Table 3. Results of each team as per evaluation criteria (B: Bengali, H: Hindi, T: Tamil, C: Constrained, U: Unconstrained)
Fig. 1.
figure 1

Examples of Indian language tweets

3.2 Discussion

Total of four teams have submitted the results for Bengali. It is observed that the maximum accuracy achieved for the Bengali language is 43.2 % by the team IIT-TUDA. For Hindi, total six teams have submitted the results and among them AMRITA-CEN achieved the maximum accuracy of 55.67 %. Only two teams have submitted the results for Tamil language and AMRITA-CEN is achieved the maximum accuracy of 39.28 %. Most of the teams used the SentiWordNet that was developed in [1] for the constrained system. Teams have used the features like hash tags, re-tweet, TF-IDF scores of n-grams, links, question marks, exclamatory marks, smiley lists and SentiWordNet for the sentiment analysis task.

The teams have used several well-known supervised classification algorithms like Decision Tree, Naïve Bayes, Multinomial Naïve Bayes and Support Vector Machines (SVMs). We observed that, the accuracies of the unconstrained systems are less compared to the constrained systems. The main reason may be the unavailability of basic NLP tools like POS taggers and NER for Indian language tweets, specifically.

The accuracies of the systems for the Indian language tweets are less as compared to the systems for English tweets as mentioned in [8]. The reason may be the scarcity of the sentiment lexicons for Indian languages tweets.

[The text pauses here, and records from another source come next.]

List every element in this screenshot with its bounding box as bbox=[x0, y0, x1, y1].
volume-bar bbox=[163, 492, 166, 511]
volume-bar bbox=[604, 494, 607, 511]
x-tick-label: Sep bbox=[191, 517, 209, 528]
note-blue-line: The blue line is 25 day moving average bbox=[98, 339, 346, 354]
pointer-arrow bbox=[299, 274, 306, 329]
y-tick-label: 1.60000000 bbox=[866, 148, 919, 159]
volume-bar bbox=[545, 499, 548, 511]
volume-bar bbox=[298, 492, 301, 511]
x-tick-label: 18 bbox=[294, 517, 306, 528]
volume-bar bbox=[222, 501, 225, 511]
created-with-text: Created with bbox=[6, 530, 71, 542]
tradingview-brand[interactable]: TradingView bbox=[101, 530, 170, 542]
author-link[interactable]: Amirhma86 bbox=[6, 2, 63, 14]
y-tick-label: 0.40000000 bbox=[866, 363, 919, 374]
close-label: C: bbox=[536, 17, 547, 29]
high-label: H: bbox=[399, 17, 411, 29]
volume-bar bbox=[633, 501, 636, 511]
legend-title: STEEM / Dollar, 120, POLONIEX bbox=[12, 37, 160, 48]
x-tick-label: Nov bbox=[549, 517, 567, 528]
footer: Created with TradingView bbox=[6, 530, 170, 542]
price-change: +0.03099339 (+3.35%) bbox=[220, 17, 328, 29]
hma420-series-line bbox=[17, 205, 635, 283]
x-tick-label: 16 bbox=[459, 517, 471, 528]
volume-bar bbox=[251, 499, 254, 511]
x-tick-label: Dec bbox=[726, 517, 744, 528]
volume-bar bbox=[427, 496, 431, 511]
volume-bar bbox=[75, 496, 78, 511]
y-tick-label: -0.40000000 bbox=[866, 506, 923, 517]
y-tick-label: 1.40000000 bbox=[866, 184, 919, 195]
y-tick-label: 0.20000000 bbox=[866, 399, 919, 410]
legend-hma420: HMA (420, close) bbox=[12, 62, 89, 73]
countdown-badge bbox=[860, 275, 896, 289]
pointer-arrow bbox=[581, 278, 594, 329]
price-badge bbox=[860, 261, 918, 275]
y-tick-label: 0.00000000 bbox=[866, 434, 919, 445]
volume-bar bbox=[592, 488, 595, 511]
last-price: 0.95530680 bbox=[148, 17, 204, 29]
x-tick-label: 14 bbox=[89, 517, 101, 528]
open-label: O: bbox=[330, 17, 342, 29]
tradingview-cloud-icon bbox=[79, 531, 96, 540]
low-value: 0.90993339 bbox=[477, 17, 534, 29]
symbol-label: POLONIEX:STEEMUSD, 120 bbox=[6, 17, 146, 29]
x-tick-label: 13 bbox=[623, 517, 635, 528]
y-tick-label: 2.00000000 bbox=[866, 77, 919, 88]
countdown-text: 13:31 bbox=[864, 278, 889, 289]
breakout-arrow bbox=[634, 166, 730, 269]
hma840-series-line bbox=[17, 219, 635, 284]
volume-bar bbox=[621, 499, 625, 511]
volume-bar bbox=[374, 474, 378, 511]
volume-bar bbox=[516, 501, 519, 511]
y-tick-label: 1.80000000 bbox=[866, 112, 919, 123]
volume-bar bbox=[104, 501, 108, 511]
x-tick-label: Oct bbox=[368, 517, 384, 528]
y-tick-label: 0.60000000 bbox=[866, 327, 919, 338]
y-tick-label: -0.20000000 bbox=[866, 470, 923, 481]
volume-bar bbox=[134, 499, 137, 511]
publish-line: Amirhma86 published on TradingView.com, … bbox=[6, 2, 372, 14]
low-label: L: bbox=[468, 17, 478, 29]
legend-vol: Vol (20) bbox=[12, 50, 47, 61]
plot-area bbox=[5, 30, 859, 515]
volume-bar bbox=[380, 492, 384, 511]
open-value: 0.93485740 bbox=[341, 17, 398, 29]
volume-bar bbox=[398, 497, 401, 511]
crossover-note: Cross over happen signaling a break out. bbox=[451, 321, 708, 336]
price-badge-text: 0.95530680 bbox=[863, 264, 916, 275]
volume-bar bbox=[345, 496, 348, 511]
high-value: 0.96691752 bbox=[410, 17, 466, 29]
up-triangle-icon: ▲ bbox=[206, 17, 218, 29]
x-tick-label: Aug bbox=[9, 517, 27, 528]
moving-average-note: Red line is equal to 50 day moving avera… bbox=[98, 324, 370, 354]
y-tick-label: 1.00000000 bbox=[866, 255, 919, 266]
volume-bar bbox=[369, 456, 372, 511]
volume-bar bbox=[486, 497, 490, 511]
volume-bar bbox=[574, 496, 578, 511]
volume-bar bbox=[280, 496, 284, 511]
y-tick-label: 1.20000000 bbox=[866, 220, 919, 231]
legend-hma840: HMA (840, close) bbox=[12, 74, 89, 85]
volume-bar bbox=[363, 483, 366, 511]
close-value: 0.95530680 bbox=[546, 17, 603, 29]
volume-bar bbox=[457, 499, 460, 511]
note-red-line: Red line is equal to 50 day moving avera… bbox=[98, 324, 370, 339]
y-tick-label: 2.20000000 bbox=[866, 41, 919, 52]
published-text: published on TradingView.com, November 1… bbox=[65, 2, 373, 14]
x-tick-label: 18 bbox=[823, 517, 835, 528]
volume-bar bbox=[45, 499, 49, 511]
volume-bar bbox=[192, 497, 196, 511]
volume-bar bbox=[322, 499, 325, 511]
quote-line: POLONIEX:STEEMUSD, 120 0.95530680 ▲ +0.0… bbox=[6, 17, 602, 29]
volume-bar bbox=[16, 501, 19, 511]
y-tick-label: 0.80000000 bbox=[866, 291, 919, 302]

However, a good number of sentiment lexicons available for the Hindi, Bengali and Tamil, but these are collected from the plain texts and not specialized for tweets. Because, in case of tweets, there are many spelling variations, acronyms and emoticons that make the sentiment analysis task more difficult and challenging as compared to other tasks on traditional sentiment analysis. It is also difficult to collect the monolingual Indian language tweets as most of the cases the tweets are written using English alphabets and sometime tweets are code mixed. The annotation of such monolingual tweets based on sentiment expressions requires the involvement of manpower and time.

4 Conclusion and Future Work

We described the first shared task organized for the sentiment analysis of Indian languages for Twitter data. This time, 21 teams have registered for the task and six teams successfully submitted their results using different features and machine learning algorithms. In future, we will try to draw the attentions from more number of teams to participate in this task. We hope this shared task will facilitate more research on the sentiment analysis for Indian language tweets by focusing different research challenges associated with it.

We are planning for a new edition of sentiment analysis task in Indian Languages tweets in the coming year, where focus will be on the Code-Mixed tweets. We are also planning to prepare data for classifying the figurative tweets for Indian Languages.